Concernant le grief pour information inexacte, quant aux motifs de la condamnation des adolescents, le mis-en-cause répond que l’article ne concernait pas cette exécution mais la récupération qu’en a fait le mouvement raëlien. Il précise que Le Point n’a pas donné d’opinion sur les motifs menant à l’exécution des adolescents ni sur leur homosexualité. Aussi, l’objectif de l’article était de mettre en évidence qu’un groupe sectaire s’était servi d’une nouvelle non confirmée et biaisée pour se donner de la crédibilité auprès d’une communauté à laquelle s’adresse la revue Le Point. Il ajoute que l’ambiguïté de la nouvelle concernant l’exécution des adolescents en Iran a fait l’objet de plusieurs reportages dans les médias internationaux et donne l’exemple d’un reportage de la BBC sur le sujet.
Quant au grief du plaignant selon lequel Le Point aurait de mauvaises intentions envers l’ARAMIS ou les raëliens, le mis-en-cause répond que ce n’est pas le cas, le magazine ayant déjà publié des textes positifs sur les raëliens.
Le mis-en-cause commente ensuite le grief ayant trait à la demande de réplique des plaignants. Il admet avoir reçu un courriel de M. Francoeur titré « Droit de réponse », mais il répond qu’un tel droit de réplique n’existe pas. Par ailleurs, il ajoute que, avant de publier une telle réplique, il aurait fallu s’assurer de l’identité de M. Francoeur, du statut de l’ARAMIS et de celui de M. Francoeur au sein de cette association. Cela n’aurait pas été possible, puisque M. Francoeur n’aurait pas répondu aux demandes de renseignements du Point. Aussi, sans ces renseignements, pourtant exigés dans le cadre de la procédure à suivre pour répliquer ou contribuer à un texte dans Le Point, et qui est publiée sur Internet, la démarche de M. Francoeur n’a pu aboutir. Le mis-en-cause ajoute que, dans la mesure où le plaignant n’était ni mentionné, ni concerné pas l’article, exiger un tel droit de réplique était inopportun.

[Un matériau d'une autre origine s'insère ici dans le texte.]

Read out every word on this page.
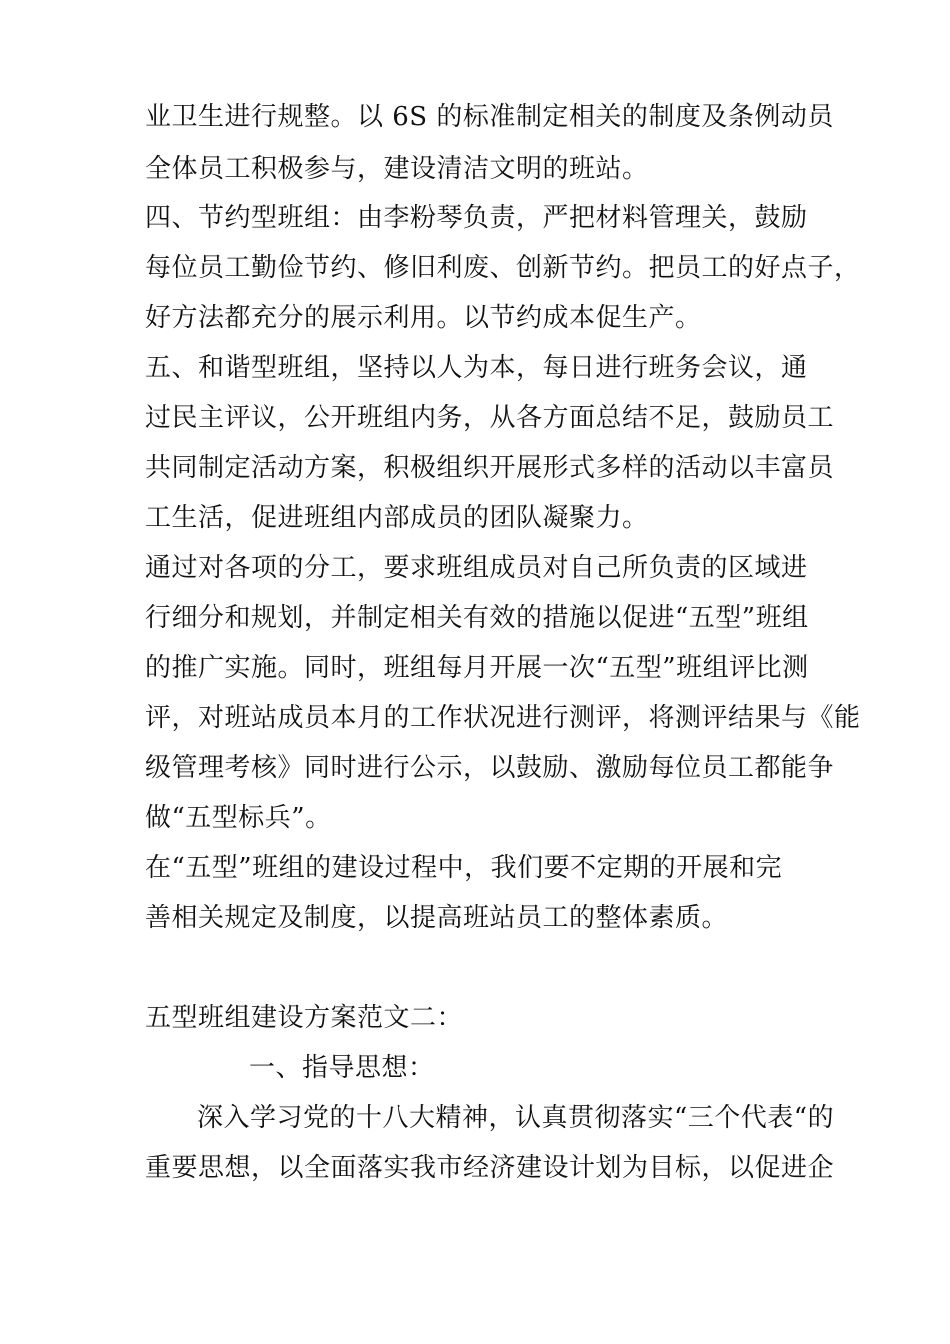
业卫生进行规整。以 6S 的标准制定相关的制度及条例动员
全体员工积极参与，建设清洁文明的班站。
四、节约型班组：由李粉琴负责，严把材料管理关，鼓励
每位员工勤俭节约、修旧利废、创新节约。把员工的好点子，
好方法都充分的展示利用。以节约成本促生产。
五、和谐型班组，坚持以人为本，每日进行班务会议，通
过民主评议，公开班组内务，从各方面总结不足，鼓励员工
共同制定活动方案，积极组织开展形式多样的活动以丰富员
工生活，促进班组内部成员的团队凝聚力。
通过对各项的分工，要求班组成员对自己所负责的区域进
行细分和规划，并制定相关有效的措施以促进“五型”班组
的推广实施。同时，班组每月开展一次“五型”班组评比测
评，对班站成员本月的工作状况进行测评，将测评结果与《能
级管理考核》同时进行公示，以鼓励、激励每位员工都能争
做“五型标兵”。
在“五型”班组的建设过程中，我们要不定期的开展和完
善相关规定及制度，以提高班站员工的整体素质。
五型班组建设方案范文二：
一、指导思想：
深入学习党的十八大精神，认真贯彻落实“三个代表“的
重要思想，以全面落实我市经济建设计划为目标，以促进企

Concernant l’utilisation du mot « sectaire », le mis-en cause répond qu’il est de notoriété publique que le mouvement raëlien n’est pas une religion et qu’il n’a pas de statut d’organisme religieux. Il ajoute que le mot « sectaire » est utilisé par les médias du monde entier pour qualifier le mouvement raëlien et que Le Point n’a rien inventé. Il affirme par ailleurs que Le Point a utilisé l’expression « d’ordre sectaire religieuse [sic] » pour qualifier les raëliens, ce qui atténuerait l’impact du mot « sectaire ». Aussi, il considère que les reproches du plaignant concernant l’utilisation de ce mot ne relève pas du Point mais de l’usage.
Réplique du plaignant
Le plaignant n’a pas présenté de réplique dans le présent dossier.
Analyse
Le présent dossier oppose M. Damien Francoeur, le plaignant représentant l’Association raëlienne des minorités sexuelles (l’ARAMIS), à la revue Le Point. Cette dernière, la mis-en-cause, soulevait avant tout la question de la recevabilité de la plainte, celle-ci ayant été soumise au Conseil le 5 septembre 2006 alors qu’elle concernait un article paru dans l’édition du Point publiée le 1er septembre 2005. Le Conseil estime que cette plainte a été déposée conformément au règlement en vigueur au moment où elle a été reçue et qu’elle est recevable.
La plainte concernait un article intitulé « Exécutions d’adolescents homosexuels en Iran – Processus d’une enquête raëlienne bâclée » qui, à partir du contenu d’un communiqué de presse qu’il attribuait aux raëliens, faisait état d’une enquête effectuée par Le Point quant à la valeur de l’information que diffusait ce communiqué. L’enquête du Point concluait à la manipulation d’information par les raëliens.
Les principaux griefs soulevés par le plaignant avaient trait au manque de vérification, à l’utilisation de sources d’informations douteuses, à la diffusion d’informations inexactes et au refus d’un droit de réponse. Le plaignant reprochait aussi au mis-en-cause d’avoir fait preuve de partialité et de discrimination, et d’avoir discrédité l’ARAMIS.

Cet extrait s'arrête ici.